The First Department of Breast Surgery, The Third Affiliated Hospital of Kunming Medical University, Tumor Hospital of Yunnan Province, Kunming, Yunnan, China.
J Cancer Res Ther. 2022 Sep;18(5):1268-1275. doi: 10.4103/jcrt.jcrt_1166_21.
Previous studies have shown that intratumoral heterogeneity (ITH) is associated with poor clinical outcomes and is thought to be a mechanism of resistance to chemotherapy and radiotherapy.
We aimed to determine how ITH affects the response to drug therapy in breast cancer (BC).
We assessed ITH using mutated allele tumor heterogeneity (MATH) data from BC patients in the TCGA database.
The study enrolled 515 patients with BC treated with chemotherapy from the TCGA database who had available data on survival, whole-exome sequencing, and genome-wide transcriptome sequencing. Additionally, 399 MSK-BRCA cohort patients were treated with chemotherapy.
All statistical analyses were conducted using R. All comparisons were made using the two-sided Mann-Whitney test, Pearson's Chi-squared test, and the Kruskal-Wallis test. Statistical significance was defined as P values less than 0.05 (*P < 0.05). The survival package in R was used to conduct the analysis.
Additional analysis was performed on 515 BC patients receiving adjuvant chemotherapy. MATH was associated with overall survival (OS) in multivariate analysis (hazard ratio (HR), 1.432; 95% confidence interval, 1.073-1.913; P = 0.015).
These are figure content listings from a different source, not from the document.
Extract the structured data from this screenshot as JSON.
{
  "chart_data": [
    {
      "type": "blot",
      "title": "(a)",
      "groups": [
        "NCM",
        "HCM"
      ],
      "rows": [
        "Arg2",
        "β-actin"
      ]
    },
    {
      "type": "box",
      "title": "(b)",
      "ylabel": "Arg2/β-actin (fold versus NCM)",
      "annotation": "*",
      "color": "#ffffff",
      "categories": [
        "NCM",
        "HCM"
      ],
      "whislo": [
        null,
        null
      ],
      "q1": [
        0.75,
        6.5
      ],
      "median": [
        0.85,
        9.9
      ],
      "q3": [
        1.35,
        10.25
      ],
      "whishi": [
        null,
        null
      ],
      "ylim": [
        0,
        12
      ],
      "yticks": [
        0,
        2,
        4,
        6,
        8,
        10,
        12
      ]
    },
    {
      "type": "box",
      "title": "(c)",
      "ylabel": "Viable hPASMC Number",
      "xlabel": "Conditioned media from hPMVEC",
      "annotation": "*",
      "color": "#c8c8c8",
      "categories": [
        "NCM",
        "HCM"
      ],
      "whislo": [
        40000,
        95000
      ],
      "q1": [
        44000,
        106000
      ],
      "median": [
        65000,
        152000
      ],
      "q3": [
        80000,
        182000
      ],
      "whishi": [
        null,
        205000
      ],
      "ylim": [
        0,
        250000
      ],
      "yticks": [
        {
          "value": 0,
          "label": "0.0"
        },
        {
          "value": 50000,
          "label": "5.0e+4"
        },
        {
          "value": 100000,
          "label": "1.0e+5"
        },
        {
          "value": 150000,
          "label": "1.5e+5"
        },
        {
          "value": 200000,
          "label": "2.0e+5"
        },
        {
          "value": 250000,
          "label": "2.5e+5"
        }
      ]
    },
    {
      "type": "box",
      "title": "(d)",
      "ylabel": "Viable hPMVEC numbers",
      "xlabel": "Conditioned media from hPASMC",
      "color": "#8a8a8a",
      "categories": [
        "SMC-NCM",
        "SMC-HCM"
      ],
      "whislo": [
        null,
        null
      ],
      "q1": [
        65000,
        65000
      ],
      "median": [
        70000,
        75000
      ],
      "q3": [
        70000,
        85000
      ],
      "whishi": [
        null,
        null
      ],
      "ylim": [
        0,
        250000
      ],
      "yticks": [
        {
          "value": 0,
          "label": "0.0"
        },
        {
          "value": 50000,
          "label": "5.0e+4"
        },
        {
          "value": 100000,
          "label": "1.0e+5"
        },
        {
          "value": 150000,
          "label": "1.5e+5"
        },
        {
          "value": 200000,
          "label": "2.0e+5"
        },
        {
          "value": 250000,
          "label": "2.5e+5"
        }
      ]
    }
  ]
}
Pathway enrichment and immune cell analysis revealed that the low MATH group had significantly higher infiltration of 24 different types of immune cells than the high MATH group.
Individuals with low MATH scores had a longer OS than those with high MATH scores. Immune responses were significantly enhanced in breast cancer patients with low MATH scores.
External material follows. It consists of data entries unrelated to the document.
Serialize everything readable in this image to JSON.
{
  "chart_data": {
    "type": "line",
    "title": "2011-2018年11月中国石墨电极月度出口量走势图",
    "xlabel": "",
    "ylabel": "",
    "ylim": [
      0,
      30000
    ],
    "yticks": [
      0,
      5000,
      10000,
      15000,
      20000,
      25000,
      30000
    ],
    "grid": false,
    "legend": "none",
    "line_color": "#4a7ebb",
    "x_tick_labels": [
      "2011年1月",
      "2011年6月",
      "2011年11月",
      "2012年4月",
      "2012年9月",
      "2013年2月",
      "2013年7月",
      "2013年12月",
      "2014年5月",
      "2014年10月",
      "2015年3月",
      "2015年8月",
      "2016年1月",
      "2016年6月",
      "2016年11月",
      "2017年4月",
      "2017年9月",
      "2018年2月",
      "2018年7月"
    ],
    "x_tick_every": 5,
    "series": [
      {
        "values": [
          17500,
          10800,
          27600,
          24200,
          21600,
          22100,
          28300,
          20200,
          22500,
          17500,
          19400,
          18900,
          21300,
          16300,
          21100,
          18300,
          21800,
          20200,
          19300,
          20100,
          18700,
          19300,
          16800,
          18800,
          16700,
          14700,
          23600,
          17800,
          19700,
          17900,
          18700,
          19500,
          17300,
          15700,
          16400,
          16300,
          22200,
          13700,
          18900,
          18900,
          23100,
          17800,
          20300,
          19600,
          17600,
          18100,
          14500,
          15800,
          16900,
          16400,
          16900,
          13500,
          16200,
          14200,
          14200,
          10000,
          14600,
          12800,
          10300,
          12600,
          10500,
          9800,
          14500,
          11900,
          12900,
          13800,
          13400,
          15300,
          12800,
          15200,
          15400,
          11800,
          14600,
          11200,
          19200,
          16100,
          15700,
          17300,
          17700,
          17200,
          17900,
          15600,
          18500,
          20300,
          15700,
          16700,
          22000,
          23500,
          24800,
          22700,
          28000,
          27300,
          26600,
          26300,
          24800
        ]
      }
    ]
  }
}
先前的研究表明,肿瘤内异质性(ITH)与不良临床结局相关,并且被认为是对化疗和放疗产生耐药性的一种机制。
我们旨在确定ITH如何影响乳腺癌(BC)对药物治疗的反应。
我们使用来自TCGA数据库中BC患者的突变等位基因肿瘤异质性(MATH)数据评估ITH。
该研究纳入了TCGA数据库中515例接受化疗的BC患者,这些患者有生存、全外显子测序和全基因组转录组测序的可用数据。此外,399例MSK-BRCA队列患者接受了化疗。
所有统计分析均使用R进行。所有比较均使用双侧曼-惠特尼检验、皮尔逊卡方检验和克鲁斯卡尔-沃利斯检验。统计学显著性定义为P值小于0.05(*P < 0.05)。使用R中的生存包进行分析。
对515例接受辅助化疗的BC患者进行了进一步分析。在多变量分析中,MATH与总生存期(OS)相关(风险比(HR),1.432;95%置信区间,1.073 - 1.913;P = 0.015)。通路富集和免疫细胞分析显示,低MATH组比高MATH组有24种不同类型免疫细胞的显著更高浸润。
MATH评分低的个体比MATH评分高的个体有更长的OS。MATH评分低的乳腺癌患者免疫反应显著增强。